Thursday ACBTLD1) Thursday, « A City By The Light Divided » : ah, putain, je suis content ! L’album précédent avait eu la mauvaise idée de sortir la même année que le « so long, Astoria. » de The Ataris, m’empêchant clairement de mettre Thursday en première place, donc là, soulagement énorme dans mon coeur d’emoboy quand j’ai vu qu’aucun concurrent à la plus haute marche ne se présentait face à eux. Un paradoxe que cet album, qui est à la fois le plus accessible et le plus labyrinthique du groupe. Mille nouvelles idées par morceaux, et toujours au final des tubes qui te marquent le crâne au fer rouge. Le disque qui les a fait passer du statut de « newcomers au succès qui agacent les darons de la scène » à celui de « ok, meilleur groupe d’emo de tous les temps ». Ecoute « Autumn Leaves Revisited » dans le noir complet et tu sentiras ton corps couler entre les lattes du parquet.

2) The Cardinal Sin « Hurry Up And Wait » : encore l’un de ces nombreux disques qui auraient dû être des révolutions et dont finalement personne n’a jamais vraiment entendu parler. Du putain d’emo-rock avec une voix abrasive, des paroles désespérément proches de mon quotidien, et un sens de la mélodie qui tape pile au centre de la cible sur chaque chanson. Chaque hymne, pardon. Il n’est pas trop tard pour que tu rattrapes ton très probable manquement à ce groupe dont j’aurais aimé qu’il survive.

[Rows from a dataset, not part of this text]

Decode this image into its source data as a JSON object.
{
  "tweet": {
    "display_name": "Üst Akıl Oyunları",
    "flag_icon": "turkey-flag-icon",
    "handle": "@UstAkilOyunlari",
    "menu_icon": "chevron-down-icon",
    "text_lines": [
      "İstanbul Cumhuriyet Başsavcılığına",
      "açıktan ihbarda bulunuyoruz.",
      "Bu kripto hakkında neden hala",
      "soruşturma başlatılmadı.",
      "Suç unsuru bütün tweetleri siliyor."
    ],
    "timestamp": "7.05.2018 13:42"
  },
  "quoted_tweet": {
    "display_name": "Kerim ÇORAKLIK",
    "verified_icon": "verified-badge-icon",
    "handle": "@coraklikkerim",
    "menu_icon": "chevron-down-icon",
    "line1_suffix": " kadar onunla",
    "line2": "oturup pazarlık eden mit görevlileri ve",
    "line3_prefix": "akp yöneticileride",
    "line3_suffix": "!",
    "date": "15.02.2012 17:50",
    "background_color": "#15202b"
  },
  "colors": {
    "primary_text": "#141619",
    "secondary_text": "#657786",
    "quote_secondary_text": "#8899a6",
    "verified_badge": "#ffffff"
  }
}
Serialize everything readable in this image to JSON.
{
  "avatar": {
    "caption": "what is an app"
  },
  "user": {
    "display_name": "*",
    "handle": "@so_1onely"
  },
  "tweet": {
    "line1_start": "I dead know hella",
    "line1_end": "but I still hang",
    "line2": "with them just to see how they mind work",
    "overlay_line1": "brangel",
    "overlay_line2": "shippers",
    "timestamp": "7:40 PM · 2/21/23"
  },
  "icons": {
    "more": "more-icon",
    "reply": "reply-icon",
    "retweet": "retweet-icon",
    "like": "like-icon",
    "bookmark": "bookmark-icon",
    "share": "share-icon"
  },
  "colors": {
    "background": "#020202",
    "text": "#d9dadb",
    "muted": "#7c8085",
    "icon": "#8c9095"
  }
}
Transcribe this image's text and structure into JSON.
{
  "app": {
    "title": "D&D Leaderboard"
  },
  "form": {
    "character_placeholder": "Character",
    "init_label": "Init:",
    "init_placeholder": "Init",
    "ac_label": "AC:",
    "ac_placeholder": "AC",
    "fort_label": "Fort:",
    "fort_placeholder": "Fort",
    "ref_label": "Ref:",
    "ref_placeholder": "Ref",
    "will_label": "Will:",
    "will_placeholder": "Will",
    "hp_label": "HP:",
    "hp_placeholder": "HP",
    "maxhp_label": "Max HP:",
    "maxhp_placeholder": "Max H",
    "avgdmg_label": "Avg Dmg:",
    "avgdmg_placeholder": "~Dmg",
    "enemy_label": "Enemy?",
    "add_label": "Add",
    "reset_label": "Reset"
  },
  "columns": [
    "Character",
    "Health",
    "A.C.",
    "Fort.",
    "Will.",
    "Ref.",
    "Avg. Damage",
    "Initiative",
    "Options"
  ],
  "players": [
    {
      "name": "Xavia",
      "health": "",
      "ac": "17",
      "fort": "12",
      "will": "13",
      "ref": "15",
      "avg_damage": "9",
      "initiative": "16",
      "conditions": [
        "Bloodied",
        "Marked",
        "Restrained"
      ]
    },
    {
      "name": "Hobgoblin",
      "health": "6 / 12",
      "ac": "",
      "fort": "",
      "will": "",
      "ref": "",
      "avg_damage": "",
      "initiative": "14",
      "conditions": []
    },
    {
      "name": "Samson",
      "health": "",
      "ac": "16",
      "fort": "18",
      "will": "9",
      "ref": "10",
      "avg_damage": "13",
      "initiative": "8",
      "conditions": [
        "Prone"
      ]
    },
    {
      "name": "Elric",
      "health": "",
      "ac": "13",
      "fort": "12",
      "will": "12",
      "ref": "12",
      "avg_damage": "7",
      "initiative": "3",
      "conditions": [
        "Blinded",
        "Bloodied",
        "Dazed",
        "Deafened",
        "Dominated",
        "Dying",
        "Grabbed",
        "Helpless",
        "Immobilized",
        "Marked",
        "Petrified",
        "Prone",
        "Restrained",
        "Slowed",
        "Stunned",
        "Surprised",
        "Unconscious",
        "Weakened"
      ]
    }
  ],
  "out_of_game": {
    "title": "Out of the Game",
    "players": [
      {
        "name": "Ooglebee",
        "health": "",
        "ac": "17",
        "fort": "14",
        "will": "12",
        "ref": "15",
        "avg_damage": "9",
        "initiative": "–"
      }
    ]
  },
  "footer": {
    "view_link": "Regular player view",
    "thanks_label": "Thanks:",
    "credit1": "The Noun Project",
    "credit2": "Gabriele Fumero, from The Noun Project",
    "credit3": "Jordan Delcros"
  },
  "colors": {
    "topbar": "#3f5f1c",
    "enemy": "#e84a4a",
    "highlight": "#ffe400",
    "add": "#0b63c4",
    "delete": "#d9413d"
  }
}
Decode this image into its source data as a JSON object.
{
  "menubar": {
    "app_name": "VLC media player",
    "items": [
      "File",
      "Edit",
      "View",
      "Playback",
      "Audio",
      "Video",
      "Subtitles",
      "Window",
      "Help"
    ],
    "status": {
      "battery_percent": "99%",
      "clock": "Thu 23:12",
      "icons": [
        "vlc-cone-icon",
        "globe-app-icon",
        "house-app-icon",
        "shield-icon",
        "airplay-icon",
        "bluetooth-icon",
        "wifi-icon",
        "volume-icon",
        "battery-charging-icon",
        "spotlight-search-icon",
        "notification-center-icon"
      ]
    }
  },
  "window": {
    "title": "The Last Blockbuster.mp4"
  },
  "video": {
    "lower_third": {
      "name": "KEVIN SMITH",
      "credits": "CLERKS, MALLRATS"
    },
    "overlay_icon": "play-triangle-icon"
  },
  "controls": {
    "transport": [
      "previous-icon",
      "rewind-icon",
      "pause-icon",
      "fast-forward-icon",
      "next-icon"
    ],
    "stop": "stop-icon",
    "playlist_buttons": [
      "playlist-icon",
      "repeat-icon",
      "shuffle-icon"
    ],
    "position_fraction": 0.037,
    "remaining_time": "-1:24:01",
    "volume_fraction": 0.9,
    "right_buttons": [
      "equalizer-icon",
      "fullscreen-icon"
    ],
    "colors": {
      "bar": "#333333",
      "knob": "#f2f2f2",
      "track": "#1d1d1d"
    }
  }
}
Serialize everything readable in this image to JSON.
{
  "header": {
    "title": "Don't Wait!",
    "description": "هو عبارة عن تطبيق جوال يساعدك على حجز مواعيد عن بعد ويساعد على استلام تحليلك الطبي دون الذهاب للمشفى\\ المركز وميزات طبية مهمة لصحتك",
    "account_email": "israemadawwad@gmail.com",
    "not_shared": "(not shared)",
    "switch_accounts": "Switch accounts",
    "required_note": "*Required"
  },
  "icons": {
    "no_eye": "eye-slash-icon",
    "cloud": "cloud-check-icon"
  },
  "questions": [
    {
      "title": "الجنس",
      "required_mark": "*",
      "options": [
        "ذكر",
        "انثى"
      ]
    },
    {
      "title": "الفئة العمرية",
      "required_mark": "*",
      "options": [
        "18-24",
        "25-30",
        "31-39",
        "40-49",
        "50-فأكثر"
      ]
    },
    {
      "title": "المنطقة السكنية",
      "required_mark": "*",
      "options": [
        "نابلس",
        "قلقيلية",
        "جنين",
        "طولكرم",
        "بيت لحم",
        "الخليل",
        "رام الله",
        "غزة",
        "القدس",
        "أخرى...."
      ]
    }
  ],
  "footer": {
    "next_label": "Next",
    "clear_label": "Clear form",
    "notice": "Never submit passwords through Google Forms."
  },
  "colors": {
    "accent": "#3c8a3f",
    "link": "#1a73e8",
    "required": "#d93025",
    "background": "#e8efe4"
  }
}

3) Murder By Death, « In Bocca Al Lupo » : le meilleur album d’un groupe exceptionnel. Le disque qui, là encore, les a faits passer au niveau supérieur, en leur permettant d’enfin complètement maîtriser leur mélange bizarre de folk poisseuse, de rock pesant et de country de fin du monde. Ca sent le whisky, la bagarre, le désert et le sang au fond de la bouche. Un disque que je peux sans problème écouter en boucle toute la journée.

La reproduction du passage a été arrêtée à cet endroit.